Department of Agriculture to ease quotas on imports. The government agency is
staying out of the controversy, however, since market economists say fears of
empty supermarket shelves and food industry warehouses are overblown.
The world price of sugar, as traded on the London International Financial Futures and Options Exchange, has moved from 14¢/lb last December to 22¢ this month. But, the Los Angeles Times says there is considerable debate about whether the run-up in sugar prices is a sign of a looming supply crisis. Just a fraction of global sugar supplies is traded on international markets. And, according to the USDA, the wholesale price of sugar in the United States has risen by just 15% from a year ago to a little under 35¢/lb.
Interestingly, buyers have yet to begin complaining--either about shortage or higher purchase prices--in various surveys. And, some analysts say the gloomy outlook of the big food companies is really part of a larger effort to pressure the U.S., and other governments into dismantling sugar trade barriers to boost supply to feed a growing global sweet tooth.

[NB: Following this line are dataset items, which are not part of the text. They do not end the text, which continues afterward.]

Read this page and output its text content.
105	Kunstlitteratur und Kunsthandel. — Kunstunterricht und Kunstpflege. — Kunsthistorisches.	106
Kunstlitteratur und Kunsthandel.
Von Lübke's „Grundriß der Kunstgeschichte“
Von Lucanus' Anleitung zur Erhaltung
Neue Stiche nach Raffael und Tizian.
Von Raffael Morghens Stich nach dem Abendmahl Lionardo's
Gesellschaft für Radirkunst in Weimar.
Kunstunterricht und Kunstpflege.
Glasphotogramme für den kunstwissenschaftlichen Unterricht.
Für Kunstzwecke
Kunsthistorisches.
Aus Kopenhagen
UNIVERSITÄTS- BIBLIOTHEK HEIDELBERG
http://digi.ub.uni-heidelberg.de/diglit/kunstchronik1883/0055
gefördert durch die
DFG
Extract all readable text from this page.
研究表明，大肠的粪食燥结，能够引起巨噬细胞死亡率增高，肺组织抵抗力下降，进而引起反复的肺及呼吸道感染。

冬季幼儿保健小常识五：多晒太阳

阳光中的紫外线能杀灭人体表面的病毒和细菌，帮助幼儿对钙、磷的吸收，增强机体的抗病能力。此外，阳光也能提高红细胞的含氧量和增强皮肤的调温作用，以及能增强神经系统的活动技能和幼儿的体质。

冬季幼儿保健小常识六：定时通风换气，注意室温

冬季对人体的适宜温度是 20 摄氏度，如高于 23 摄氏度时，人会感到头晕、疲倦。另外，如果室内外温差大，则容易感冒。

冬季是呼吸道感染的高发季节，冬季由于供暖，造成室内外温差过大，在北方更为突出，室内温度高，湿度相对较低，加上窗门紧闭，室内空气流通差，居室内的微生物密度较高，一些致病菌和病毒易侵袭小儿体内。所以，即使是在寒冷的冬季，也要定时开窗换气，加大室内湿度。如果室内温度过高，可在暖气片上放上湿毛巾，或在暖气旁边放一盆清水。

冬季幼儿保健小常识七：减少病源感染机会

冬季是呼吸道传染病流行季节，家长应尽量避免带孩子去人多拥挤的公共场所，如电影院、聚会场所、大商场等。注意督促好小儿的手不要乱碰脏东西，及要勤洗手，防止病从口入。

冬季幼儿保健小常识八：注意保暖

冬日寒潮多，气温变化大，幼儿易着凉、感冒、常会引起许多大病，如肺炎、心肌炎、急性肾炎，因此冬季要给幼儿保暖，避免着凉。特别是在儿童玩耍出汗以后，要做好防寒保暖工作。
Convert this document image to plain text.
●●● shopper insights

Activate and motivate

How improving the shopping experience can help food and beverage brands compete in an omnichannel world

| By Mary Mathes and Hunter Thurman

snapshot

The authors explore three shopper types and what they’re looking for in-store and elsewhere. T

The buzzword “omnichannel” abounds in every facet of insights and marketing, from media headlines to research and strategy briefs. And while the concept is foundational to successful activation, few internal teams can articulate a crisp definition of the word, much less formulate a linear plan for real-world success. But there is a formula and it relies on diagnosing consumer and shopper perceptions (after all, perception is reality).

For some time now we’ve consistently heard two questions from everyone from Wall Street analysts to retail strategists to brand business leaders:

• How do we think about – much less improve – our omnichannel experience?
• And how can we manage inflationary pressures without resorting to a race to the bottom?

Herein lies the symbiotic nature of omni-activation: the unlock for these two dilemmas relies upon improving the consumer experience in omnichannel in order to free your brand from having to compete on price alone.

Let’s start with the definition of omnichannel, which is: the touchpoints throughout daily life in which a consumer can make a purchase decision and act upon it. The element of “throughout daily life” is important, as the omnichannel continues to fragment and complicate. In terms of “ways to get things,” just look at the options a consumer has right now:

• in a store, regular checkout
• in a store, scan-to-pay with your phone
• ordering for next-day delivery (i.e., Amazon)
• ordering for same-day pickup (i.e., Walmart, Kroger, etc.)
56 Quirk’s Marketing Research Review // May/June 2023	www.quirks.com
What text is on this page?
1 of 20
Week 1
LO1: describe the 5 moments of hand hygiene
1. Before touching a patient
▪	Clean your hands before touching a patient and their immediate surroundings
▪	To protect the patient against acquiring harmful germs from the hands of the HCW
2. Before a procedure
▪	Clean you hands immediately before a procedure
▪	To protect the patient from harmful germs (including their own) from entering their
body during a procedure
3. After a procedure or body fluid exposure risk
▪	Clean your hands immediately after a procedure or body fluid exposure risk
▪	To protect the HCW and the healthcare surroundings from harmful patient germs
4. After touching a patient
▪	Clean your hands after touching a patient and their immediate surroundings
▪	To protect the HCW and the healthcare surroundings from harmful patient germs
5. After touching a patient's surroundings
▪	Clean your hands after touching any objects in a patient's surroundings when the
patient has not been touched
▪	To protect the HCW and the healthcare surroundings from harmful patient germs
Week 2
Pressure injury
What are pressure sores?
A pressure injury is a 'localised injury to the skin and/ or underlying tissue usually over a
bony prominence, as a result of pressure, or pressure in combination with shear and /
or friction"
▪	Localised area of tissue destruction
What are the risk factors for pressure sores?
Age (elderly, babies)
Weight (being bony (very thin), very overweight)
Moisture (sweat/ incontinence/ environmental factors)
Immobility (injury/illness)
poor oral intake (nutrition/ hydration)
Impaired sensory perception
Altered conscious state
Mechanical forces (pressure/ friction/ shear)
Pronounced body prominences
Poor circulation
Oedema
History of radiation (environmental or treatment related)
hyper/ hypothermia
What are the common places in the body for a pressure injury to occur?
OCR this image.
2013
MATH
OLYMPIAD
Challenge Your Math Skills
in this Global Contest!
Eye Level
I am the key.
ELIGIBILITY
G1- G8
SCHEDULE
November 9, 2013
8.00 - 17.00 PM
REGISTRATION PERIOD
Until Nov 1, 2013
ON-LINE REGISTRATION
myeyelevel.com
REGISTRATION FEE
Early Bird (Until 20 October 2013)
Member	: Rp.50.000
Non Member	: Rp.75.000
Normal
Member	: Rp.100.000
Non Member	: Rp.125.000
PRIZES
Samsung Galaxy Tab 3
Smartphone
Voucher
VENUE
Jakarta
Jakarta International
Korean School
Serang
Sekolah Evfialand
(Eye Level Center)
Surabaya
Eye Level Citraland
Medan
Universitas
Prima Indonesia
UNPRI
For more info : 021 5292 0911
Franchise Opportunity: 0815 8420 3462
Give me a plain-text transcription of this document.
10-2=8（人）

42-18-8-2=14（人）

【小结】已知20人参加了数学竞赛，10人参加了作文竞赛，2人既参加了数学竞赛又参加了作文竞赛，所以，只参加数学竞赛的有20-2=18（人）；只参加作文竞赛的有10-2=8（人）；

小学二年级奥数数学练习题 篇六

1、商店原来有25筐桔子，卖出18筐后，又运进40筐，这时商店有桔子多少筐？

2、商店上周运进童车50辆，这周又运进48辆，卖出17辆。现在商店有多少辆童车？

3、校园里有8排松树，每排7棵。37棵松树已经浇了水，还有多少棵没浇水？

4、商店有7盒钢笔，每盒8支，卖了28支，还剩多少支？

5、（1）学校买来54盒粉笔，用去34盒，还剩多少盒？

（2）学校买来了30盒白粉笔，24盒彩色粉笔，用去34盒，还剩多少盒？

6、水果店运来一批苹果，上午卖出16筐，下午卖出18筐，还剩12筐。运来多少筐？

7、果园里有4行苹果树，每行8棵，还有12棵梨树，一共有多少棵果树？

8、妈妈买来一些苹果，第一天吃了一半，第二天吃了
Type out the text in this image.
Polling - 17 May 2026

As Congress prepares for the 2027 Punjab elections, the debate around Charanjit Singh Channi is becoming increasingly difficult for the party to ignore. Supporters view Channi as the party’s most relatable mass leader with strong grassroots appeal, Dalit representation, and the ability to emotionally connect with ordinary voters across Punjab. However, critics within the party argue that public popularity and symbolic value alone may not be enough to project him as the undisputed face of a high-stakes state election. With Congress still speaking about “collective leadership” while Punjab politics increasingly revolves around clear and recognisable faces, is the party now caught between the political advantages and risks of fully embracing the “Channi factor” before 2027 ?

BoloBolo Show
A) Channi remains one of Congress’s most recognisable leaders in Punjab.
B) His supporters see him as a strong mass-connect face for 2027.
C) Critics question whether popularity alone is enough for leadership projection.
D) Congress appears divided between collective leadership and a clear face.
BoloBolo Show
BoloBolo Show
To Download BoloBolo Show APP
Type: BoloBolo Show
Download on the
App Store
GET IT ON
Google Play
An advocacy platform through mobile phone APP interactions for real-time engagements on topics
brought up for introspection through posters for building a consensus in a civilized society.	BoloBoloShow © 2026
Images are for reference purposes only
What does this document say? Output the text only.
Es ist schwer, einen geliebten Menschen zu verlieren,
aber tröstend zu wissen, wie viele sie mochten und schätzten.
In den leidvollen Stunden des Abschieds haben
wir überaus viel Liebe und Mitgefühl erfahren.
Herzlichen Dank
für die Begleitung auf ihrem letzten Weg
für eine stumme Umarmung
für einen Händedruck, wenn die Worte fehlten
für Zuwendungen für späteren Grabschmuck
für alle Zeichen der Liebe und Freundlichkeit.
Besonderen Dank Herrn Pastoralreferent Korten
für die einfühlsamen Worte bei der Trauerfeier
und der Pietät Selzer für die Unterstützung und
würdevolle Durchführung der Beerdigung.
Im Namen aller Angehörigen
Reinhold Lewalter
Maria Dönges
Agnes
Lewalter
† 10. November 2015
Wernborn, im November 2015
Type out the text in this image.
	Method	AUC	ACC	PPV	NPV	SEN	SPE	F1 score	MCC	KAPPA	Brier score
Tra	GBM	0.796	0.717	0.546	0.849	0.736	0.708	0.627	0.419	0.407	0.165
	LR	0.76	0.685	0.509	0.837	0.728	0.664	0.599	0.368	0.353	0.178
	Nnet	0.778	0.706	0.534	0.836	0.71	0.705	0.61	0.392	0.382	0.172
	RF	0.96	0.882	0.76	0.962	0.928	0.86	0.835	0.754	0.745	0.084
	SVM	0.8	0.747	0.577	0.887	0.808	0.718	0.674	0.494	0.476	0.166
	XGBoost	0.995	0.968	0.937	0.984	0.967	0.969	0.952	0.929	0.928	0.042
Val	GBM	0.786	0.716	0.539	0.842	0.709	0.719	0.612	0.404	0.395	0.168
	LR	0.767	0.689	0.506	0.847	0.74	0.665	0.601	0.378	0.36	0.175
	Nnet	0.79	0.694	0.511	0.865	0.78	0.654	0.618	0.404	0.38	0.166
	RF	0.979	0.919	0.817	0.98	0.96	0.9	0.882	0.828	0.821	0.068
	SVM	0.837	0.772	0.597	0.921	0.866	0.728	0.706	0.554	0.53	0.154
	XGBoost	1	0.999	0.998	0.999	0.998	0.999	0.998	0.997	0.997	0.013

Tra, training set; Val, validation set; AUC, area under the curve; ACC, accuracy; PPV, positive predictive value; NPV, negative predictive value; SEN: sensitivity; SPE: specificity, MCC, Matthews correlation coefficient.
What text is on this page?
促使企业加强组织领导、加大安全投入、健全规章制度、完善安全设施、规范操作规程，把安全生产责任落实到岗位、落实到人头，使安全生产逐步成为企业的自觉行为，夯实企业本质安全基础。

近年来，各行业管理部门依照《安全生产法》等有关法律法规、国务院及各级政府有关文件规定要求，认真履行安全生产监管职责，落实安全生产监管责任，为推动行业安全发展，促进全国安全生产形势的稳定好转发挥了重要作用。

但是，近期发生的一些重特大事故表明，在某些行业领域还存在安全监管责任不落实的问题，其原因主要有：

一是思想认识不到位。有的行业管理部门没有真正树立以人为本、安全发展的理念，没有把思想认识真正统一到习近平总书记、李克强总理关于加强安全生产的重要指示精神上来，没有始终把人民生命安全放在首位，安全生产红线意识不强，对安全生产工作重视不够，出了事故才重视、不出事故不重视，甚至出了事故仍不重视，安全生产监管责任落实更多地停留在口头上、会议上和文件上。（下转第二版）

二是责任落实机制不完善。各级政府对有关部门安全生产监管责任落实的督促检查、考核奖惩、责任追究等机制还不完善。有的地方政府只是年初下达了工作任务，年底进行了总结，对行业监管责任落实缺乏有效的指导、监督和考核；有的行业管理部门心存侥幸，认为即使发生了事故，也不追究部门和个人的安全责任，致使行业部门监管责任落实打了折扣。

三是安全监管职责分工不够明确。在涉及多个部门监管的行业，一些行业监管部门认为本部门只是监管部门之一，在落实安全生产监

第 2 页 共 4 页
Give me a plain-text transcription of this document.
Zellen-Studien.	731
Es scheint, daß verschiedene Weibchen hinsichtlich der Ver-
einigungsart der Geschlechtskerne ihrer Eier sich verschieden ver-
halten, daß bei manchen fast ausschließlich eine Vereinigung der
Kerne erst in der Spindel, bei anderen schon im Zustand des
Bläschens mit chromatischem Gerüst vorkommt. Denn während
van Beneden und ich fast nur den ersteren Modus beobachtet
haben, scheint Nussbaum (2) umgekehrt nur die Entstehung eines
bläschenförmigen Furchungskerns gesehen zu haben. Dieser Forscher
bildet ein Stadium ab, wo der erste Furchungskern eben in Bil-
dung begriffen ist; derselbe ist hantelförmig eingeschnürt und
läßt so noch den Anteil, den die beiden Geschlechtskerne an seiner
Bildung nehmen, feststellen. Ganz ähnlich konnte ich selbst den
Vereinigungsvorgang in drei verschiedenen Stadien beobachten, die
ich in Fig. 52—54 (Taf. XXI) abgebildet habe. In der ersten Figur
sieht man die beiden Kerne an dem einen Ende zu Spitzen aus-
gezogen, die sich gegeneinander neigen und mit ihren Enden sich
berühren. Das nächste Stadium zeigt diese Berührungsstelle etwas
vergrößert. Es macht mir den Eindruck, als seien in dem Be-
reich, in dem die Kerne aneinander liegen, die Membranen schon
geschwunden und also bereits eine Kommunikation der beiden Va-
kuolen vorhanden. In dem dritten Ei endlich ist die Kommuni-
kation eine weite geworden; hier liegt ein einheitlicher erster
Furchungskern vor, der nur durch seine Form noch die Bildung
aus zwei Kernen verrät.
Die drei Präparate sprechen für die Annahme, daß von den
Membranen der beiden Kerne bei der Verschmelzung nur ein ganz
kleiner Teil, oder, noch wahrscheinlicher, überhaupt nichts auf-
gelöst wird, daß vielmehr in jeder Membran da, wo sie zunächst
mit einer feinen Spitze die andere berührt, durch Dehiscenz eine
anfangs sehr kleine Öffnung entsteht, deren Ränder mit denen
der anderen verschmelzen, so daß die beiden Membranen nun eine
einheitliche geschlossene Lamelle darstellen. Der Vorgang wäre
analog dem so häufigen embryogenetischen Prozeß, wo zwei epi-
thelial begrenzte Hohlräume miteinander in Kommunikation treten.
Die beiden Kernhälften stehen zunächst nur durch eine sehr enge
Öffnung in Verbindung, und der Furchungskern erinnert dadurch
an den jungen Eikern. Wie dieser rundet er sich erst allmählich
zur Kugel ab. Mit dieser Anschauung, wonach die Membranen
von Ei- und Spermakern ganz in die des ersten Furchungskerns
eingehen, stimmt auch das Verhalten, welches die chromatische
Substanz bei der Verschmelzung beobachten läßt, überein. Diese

The U.S. consumes about 10 million metric tons of sugar annually, according to the American Sugar Alliance, the trade group that represents domestic sugar farmers. "I do not think there will be a severe sugar shortage for U.S. food manufacturers in the near future," Standard & Poor's equity analyst Tom Graves tells the LA Times. He says the lobbying by the food companies is more about the politics of sugar quotas than price spikes or shortages.
Meanwhile, Bloomberg is quoting the views of Martin Todd that the 2008-2009 surge in sugar prices will encourage farmers worldwide to increase plantings, potentially leading to a large surplus in two years. Todd, managing director of LMC International, an Oxford, England-based advisory company for agricultural commodities, says "we will see a very healthy response (to the high prices); we'll be looking at production surpluses again" by 2011. John Reeve, director for agricultural commodities at Standard Chartered Bank in Singapore, tells the news service that the current price spike will show signs of "substantially cooling off" early next year.